What restrictions does the Queen face under lockdown at Balmoral?

The Queen’s visit to Balmoral Castle this summer is likely to be different from normal due to the coronavirus restrictions in place.

A Buckingham Palace spokesman previously said arrangements for the visit in early August “will be in line with the relevant guidelines and advice”.

Visitors from two other households will be able to meet her at a time at Balmoral, under current Scottish Government rules, with a recommendation for a maximum of eight people at a time when inside. This is only possible with social distancing and “strict hygiene measures”.

Guidance indicates four other households will be able to meet the Queen at a time when outside – but with no more than 15 people in total in the group. For both indoors and outdoors, a cap of four households a day has been put in place.

Queen attends church service
The Royal Regiment of Scotland form a guard of honour as the Queen arrives at Crathie Kirk last year (Andrew Milligan/PA)

Crathie Kirk – a regular place of worship for the royal family when they are in residence at the estate – is among the places subject to rules allowing communal prayer for a maximum of 50 people, with two-metre distancing in place.

The Queen will not be able to enjoy the Braemar Gathering as she traditionally does, as coronavirus forced the Highland games to be called off for the first time since 1945.

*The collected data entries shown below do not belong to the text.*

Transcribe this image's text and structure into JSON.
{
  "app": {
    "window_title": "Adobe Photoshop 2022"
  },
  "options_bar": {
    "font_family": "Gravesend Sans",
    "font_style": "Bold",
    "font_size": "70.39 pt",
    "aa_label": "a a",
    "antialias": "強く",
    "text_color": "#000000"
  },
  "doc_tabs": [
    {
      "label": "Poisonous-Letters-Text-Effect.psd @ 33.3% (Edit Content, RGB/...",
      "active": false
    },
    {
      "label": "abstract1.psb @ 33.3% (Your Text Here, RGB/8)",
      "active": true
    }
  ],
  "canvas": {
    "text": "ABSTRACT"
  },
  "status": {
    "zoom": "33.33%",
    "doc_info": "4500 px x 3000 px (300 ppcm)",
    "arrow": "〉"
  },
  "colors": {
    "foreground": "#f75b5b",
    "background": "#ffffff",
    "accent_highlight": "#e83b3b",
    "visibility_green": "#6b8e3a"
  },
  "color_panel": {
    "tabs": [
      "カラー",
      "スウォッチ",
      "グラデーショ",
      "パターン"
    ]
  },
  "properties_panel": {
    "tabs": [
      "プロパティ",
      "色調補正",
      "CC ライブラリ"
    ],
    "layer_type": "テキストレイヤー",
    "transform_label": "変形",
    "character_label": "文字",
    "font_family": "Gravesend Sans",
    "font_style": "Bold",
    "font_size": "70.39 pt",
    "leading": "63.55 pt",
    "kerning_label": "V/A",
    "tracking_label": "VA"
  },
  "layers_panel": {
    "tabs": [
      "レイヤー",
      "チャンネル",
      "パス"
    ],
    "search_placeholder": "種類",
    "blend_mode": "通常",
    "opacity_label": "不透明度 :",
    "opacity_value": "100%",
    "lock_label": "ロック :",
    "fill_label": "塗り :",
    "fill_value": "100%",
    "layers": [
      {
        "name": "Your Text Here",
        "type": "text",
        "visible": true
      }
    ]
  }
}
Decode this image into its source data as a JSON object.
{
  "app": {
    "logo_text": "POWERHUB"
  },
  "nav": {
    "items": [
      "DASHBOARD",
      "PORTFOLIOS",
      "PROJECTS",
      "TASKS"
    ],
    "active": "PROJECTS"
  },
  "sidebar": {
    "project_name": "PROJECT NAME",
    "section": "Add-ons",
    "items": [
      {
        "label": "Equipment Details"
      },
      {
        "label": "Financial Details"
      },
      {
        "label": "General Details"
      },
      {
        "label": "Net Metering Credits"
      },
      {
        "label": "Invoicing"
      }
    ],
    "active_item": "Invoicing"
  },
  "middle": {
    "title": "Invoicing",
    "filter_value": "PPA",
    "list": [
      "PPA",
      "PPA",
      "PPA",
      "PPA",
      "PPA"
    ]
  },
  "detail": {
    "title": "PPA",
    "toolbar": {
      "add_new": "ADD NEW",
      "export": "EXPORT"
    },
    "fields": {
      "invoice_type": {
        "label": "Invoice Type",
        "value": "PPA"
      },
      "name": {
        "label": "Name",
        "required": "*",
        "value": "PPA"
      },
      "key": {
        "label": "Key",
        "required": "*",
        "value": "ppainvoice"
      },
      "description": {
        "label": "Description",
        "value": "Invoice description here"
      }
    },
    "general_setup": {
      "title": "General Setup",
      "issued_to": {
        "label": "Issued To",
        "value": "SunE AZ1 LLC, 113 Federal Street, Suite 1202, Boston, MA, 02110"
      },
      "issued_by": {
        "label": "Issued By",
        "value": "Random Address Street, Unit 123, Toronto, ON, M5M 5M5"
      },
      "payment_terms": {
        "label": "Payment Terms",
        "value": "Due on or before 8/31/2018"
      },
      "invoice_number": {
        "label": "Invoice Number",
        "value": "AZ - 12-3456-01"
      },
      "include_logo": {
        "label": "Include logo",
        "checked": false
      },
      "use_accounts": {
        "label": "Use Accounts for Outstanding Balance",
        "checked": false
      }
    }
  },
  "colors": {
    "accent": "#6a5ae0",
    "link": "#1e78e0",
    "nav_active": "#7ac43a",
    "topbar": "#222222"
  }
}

Queen summer residence at Balmoral 2019
The Queen will make the visit to Balmoral in early August (Andrew Milligan/PA)

It is also unlikely the monarch will be able to host her annual Ghillies Ball, which takes place in the estate’s grand ballroom.

The event is a dance for her neighbours, estate and castle staff during her summer stay at Balmoral, but would contravene the current rules on gatherings.

A review of lockdown measures is to be announced by the Scottish Government on September 10, which could see live indoor events take place with physical distancing and restricted numbers as of September 14.

Currently, face coverings are mandatory across Scotland in circumstances where physical distancing is not easy to maintain.